REPUBLIKA.CO.ID, JAKARTA -- Presiden Joko Widodo (Jokowi) telah menandatangani Perppu Nomor 2 Tahun 2022 tentang Cipta Kerja pada 30 Desember 2022. Peluncuran Perppu tersebut disampaikan Menteri Koordinator (Menko) Bidang Perekonomian, Airlangga Hartarto.
Disampaikan bersama Menkopolhukam Mahfud MD dan Wamenkumham Edward Omar Sharif Hiariej. Sekretaris Fraksi PKS, Ledia Hanifa Amaliah menyayangkan, sampai Sabtu (21/12) belum ada naskah perppu yang dapat diakses baik oleh DPR maupun masyarakat.
"Kehadiran Perppu Nomor 2 Tahun 2022 ini dapat dikatakan sebagai satu bencana UU karena berpotensi mengganggu, merusak serta merugikan kehidupan bernegara yang demokratis dan mencederai ketundukan kepada hirarki perundang-undangan di negeri ini," kata Ledia, akhir pekan.
Anggota Badan Legislasi DPR RI ini menuturkan, UU Cipta Kerja 11/2020 dinyatakan inkonstitusional bersyarat oleh MK November 2021. MK memerintahkan pembentuk UU untuk melakukan perbaikan dalam jangka waktu paling lama dua tahun sejak putusan.
Jadi, MK secara lugas memerintahkan pembentuk UU melakukan perbaikan dengan tenggat November 2023. Namun, bukannya melaksanakan amanah perintah perbaikan UU bersama DPR, Presiden Jokowi malah menerbitkan produk hukum baru berupa Perppu.
"Yang diamanahkan apa, yang dikerjakan apa," ujar Ledia.
Dia berpendapat, langkah Presiden Jokowi ini menunjukkan betapa pemerintah malas, menggampangkan pelanggaran hirarki perundang-undangan dan melecehkan DPR. Pemerintah masih punya waktu satu tahun melaksanakan perintah MK memperbaiki UU Cipta Kerja.

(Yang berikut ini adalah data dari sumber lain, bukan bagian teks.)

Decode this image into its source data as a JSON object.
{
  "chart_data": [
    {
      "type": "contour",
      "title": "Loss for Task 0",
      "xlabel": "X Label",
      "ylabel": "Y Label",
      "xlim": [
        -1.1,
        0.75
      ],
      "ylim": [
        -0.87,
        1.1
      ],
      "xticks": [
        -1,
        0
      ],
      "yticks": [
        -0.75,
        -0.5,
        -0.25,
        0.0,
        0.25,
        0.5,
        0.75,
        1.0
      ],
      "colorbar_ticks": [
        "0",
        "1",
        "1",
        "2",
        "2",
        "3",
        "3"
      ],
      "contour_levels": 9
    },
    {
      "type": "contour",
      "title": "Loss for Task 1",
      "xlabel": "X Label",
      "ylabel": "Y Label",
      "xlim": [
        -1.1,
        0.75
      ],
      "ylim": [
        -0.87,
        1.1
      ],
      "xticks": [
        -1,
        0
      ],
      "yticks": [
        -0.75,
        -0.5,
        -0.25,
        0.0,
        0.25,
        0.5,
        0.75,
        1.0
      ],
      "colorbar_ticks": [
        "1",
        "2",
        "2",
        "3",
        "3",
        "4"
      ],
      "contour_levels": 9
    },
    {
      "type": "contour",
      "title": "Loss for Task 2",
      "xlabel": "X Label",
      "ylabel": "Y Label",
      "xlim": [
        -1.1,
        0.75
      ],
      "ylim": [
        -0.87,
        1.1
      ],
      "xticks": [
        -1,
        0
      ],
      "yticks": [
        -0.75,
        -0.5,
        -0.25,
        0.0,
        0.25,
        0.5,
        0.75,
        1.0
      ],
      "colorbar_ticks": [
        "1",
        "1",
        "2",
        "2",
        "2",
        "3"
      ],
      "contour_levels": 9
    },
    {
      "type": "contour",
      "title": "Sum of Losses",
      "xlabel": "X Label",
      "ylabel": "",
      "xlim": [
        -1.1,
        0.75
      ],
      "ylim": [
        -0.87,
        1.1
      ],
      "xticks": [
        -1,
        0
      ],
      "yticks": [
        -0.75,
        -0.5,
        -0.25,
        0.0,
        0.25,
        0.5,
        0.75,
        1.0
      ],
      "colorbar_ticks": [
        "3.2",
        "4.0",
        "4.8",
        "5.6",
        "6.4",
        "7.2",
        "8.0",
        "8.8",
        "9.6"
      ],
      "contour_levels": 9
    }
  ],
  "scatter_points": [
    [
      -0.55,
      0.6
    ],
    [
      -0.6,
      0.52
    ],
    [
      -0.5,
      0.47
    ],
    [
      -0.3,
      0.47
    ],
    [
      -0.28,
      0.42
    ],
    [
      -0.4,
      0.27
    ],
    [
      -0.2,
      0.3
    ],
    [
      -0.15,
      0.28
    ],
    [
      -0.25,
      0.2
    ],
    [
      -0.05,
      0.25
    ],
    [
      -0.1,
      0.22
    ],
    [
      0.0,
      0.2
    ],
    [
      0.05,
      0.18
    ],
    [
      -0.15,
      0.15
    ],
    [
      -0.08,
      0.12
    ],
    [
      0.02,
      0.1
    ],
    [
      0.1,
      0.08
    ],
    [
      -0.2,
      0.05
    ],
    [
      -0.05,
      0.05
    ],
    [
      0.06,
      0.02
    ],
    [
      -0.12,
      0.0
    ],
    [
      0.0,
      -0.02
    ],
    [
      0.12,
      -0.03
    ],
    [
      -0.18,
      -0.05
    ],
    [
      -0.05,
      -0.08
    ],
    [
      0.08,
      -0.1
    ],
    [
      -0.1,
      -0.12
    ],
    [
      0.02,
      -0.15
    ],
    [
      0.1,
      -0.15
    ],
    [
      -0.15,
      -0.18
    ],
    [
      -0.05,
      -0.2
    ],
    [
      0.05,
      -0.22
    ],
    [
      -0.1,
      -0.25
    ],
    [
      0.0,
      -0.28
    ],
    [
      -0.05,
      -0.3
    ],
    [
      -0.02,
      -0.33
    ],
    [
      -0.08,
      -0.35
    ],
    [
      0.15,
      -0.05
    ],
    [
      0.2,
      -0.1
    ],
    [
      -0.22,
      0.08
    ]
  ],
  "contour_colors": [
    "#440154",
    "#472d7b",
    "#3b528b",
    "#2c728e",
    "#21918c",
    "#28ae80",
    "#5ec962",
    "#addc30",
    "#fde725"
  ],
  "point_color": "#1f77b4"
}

Seharusnya, melibatkan publik dan membahasnya bersama DPR. Tapi, yang dipilih secara sadar justru menerbitkan Perppu yang berarti mengabaikan pelibatan publik dan abai pada ketundukan pada hirarki perundang-undangan dan melecehkan DPR.
Yang mana, sesuai UUD NRI 1945 Pasal 20 ayat 1 dan 2 miliki kuasa membentuk UU bersama Presiden. Walau Presiden memiliki hak prerogratif menerbitkan Perppu, namun syarat kehadiran Perppu No 2 Tahun 2022 tidak kuat dan terlalu dipaksakan.
Salah satu syarat kehadiran Perppu kegentingan yang memaksa dan ketidakmungkinan memunculkan UU dengan prosedur biasa. Dia mempertanyakan, situasi genting yang kita hadapi dan ketidakmungkinan memunculkan UU dengan prosedur biasa.
"Yang ada justru keputusan pemaksaan dari Presiden yang mencederai kehidupan demokratis," kata Ledia.
Ledia merasa, alasan kegentingan ancaman resesi global, peningkatan inflasi dan ancaman stagflasi, bahkan dikaitkan perang Rusia-Ukraina berlebihan. Pemerintah sendiri yang mengingatkan betapa Indonesia siap hadapi krisis ekonomi global.
Terlebih, pertumbuhan ekonomi masih berada pada angka positif lima persen. Masih ada harapan positif menghadapi tahun-tahun mendatang, sehingga penerbitan Perppu sekali lagi tidak memiliki cukup alasan kecuali memuaskan kemauan pengusaha.
Untuk itu, Ledia mendorong DPR menolak Perppu ini dan meminta pemerintah taat perintah MK memperbaiki UU Cipta Kerja. Buka partisipasi publik, dengar aspirasi berbagai pemangku, duduk bersama DPR membahas UU demi kepentingan rakyat, bangsa dan negara.
"Itu baru langkah demokratis yang berlandaskan nilai Pancasila, musyawarah mufakat. Jangan menutup tahun dengan menjadi pemerintah yang otoriter, pro pengusaha dan meninggalkan rakyat," ujar Ledia.